Service Health

This page provides status information on the services that are part of Google Cloud. Check back here to view the current status of the services listed below. If you are experiencing an issue not listed here, please contact Support. Learn more about what's posted on the dashboard in this FAQ. For additional information on these services, please visit https://cloud.google.com/.

Incident affecting Operations, Cloud Logging

The Stackdriver logging service is experiencing a 30-minute delay.
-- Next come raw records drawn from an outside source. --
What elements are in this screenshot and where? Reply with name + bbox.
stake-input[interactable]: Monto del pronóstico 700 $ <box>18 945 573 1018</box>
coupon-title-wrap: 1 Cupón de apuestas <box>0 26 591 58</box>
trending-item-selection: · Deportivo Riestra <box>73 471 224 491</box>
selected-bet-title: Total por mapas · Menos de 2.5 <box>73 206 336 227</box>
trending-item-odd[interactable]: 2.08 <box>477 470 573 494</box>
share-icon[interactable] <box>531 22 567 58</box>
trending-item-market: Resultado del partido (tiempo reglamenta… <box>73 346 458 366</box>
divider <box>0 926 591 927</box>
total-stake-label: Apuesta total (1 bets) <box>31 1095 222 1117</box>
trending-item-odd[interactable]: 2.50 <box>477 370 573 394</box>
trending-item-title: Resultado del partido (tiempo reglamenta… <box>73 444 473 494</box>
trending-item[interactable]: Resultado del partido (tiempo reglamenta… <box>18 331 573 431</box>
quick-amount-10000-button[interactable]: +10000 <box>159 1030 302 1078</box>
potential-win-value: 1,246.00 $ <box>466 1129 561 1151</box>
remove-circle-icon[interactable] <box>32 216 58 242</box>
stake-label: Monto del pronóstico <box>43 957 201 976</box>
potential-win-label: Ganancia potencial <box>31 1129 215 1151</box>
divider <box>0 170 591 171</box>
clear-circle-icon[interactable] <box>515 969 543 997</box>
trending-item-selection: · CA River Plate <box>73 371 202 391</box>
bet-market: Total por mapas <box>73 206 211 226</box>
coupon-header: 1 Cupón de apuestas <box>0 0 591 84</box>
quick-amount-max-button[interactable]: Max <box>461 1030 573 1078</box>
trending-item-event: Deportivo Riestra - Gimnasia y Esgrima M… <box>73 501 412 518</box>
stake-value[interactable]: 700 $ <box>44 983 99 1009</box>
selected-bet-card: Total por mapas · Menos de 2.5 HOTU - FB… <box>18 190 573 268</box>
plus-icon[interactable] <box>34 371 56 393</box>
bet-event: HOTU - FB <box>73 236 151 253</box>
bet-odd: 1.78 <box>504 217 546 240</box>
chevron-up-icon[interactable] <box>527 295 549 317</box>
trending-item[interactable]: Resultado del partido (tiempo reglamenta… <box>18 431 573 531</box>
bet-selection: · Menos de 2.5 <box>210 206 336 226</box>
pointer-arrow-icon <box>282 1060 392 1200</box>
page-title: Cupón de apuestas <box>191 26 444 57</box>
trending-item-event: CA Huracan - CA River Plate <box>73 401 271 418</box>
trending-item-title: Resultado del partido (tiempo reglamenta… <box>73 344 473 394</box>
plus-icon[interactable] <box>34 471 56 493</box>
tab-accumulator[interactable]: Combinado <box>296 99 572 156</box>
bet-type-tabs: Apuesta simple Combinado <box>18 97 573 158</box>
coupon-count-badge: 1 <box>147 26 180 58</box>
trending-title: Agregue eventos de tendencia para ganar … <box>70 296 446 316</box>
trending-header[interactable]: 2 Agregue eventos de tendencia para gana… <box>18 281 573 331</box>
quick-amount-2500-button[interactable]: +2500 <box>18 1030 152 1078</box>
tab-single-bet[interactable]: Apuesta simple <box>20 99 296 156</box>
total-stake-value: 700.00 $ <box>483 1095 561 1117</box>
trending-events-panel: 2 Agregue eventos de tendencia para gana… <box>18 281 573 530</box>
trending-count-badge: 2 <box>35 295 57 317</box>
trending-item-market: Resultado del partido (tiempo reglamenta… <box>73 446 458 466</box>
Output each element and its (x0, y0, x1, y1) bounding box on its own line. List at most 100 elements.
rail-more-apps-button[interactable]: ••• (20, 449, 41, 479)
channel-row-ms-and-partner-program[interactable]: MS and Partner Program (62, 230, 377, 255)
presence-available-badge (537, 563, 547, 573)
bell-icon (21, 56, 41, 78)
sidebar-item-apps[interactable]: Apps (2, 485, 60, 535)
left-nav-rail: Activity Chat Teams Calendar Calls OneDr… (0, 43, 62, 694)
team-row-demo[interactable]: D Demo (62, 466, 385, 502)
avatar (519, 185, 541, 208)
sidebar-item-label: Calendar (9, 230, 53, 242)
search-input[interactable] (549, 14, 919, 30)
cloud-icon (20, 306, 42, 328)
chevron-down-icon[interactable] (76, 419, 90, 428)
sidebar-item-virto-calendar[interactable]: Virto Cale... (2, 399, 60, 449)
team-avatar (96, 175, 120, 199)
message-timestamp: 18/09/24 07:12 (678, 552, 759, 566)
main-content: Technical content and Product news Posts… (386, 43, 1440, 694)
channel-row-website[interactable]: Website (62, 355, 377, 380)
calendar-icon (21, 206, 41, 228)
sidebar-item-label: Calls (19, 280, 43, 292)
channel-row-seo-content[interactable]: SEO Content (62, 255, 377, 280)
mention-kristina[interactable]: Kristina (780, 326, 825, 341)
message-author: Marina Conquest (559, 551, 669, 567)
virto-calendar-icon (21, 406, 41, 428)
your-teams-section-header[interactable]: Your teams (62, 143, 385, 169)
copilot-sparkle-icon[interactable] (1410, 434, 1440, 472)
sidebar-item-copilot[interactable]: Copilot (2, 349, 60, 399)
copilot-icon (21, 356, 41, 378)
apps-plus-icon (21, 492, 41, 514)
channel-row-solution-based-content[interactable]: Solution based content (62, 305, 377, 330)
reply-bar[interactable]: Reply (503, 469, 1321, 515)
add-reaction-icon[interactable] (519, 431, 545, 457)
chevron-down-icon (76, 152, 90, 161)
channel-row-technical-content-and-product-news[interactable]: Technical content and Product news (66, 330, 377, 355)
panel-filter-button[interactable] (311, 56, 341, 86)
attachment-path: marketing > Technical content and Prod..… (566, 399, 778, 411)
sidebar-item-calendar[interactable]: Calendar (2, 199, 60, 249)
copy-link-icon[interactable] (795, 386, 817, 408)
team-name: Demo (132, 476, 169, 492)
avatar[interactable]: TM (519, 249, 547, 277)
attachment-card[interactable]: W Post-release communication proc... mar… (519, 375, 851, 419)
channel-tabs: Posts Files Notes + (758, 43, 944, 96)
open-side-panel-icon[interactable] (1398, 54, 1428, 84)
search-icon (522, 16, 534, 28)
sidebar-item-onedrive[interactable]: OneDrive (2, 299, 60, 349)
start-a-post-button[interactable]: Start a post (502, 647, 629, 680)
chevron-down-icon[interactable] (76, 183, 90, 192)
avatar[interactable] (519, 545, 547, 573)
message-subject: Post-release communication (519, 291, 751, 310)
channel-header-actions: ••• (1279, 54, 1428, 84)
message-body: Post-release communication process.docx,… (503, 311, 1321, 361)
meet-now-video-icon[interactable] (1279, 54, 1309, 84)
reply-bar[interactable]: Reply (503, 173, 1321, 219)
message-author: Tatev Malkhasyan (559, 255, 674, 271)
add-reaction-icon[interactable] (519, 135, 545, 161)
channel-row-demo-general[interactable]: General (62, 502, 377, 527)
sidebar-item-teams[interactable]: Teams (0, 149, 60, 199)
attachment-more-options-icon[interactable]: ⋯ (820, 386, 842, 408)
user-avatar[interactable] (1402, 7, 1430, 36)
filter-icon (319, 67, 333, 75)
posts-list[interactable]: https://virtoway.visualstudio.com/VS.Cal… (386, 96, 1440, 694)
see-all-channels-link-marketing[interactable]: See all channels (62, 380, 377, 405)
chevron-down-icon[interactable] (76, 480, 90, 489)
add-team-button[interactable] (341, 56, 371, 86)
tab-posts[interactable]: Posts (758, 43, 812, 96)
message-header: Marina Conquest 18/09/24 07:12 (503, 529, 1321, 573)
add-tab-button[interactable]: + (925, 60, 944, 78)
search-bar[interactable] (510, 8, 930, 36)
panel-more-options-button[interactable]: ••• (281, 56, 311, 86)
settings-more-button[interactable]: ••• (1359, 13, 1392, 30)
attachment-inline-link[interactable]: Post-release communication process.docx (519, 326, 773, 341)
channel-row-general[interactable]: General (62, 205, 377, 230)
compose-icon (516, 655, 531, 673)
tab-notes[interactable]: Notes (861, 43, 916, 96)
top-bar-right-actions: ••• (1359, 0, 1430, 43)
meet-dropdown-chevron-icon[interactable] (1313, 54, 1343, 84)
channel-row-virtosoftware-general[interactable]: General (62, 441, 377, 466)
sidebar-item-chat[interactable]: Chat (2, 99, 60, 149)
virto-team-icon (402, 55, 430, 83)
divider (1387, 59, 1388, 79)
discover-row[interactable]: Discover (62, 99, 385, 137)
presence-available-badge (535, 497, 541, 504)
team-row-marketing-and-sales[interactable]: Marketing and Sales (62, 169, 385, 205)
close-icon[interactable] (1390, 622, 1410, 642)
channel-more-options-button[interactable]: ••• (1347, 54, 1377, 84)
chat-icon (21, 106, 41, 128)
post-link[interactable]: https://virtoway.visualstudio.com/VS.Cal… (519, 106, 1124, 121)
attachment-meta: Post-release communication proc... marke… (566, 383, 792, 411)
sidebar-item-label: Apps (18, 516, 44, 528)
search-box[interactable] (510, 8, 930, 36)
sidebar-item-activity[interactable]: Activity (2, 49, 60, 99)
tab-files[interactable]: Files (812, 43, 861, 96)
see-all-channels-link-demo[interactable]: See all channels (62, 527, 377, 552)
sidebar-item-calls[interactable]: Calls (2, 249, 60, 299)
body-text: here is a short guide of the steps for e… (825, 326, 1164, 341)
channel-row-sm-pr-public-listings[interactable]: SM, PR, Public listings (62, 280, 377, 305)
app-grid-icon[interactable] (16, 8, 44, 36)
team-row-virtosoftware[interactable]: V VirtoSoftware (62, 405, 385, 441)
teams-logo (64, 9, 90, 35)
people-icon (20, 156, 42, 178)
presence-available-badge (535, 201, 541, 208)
Incident began at 2018-05-20 18:40 and ended at 2018-05-20 23:05 (all times are US/Pacific).

Date Time Description
24 May 2018 13:03 PDT

ISSUE SUMMARY

On Sunday, 20 May 2018 for 4 hours and 25 minutes, approximately 6% of Stackdriver Logging logs experienced a median ingest latency of 90 minutes. To our Stackdriver Logging customers whose operations monitoring was impacted during this outage, we apologize. We have conducted an internal investigation and are taking steps to ensure this doesn’t happen again.

DETAILED DESCRIPTION OF IMPACT

On Wednesday, 20 May 2018 from 18:40 to 23:05 Pacific Time, 6% of logs ingested by Stackdriver Logging experienced log event ingest latency of up to 2 hours 30 minutes, with a median latency of 90 minutes. Customers requesting log events within the latency window would receive empty responses. Logging export sinks were not affected.

ROOT CAUSE

Stackdriver Logging uses a pool of workers to persist ingested log events. On Wednesday, 20 May 2018 at 17:40, a load spike in the Stackdriver Logging storage subsystem caused 0.05% of persist calls made by the workers to time out. The workers would then retry persisting to the same address until reaching a retry timeout. While the workers were retrying, they were not persisting other log events. This resulted in multiple workers removed from the pool of available workers.

By 18:40, enough workers had been removed from the pool to reduce throughput below the level of incoming traffic, creating delays for 6% of logs.

REMEDIATION AND PREVENTION

After Google Engineering was paged, engineers isolated the issue to these timing out workers. At 20:35, engineers configured the workers to return timed out log events to queue and move on to a different log event after timeout. This allowed workers to catch up with ingest rate. At 23:02, the last delayed message was delivered.

We are taking the following steps to prevent the issue from happening again: we are modifying the workers to retry persists using alternate addresses to reduce the impact of persist timeouts; we are increasing the persist capacity of the storage subsystem to manage load spikes; we are modifying Stackdriver Logging workers to reduce their unavailability when the storage subsystem experiences higher latency.

20 May 2018 22:53 PDT

The issue with StackDriver logging delay has been resolved for all affected projects as of Sunday, 2018-05-20 22:45 US/Pacific. We will conduct an internal investigation of this issue and make appropriate improvements to our systems to help prevent or minimize future recurrence. We will provide a more detailed analysis of this incident once we have completed our internal investigation.

20 May 2018 22:04 PDT

Mitigation work is currently underway by our Engineering Team. We will provide another status update by Sunday, 2018-05-20 23:00 US/Pacific with current details.

20 May 2018 20:44 PDT

The Stackdriver logging service is experiencing a 30-minute delay. We will provide another status update by Sunday, 2018-05-20 22:00 US/Pacific with current details.

20 May 2018 20:19 PDT

We are investigating an issue with Google Stackdriver. We will provide more information by Sunday, 2018-05-20 20:30 US/Pacific.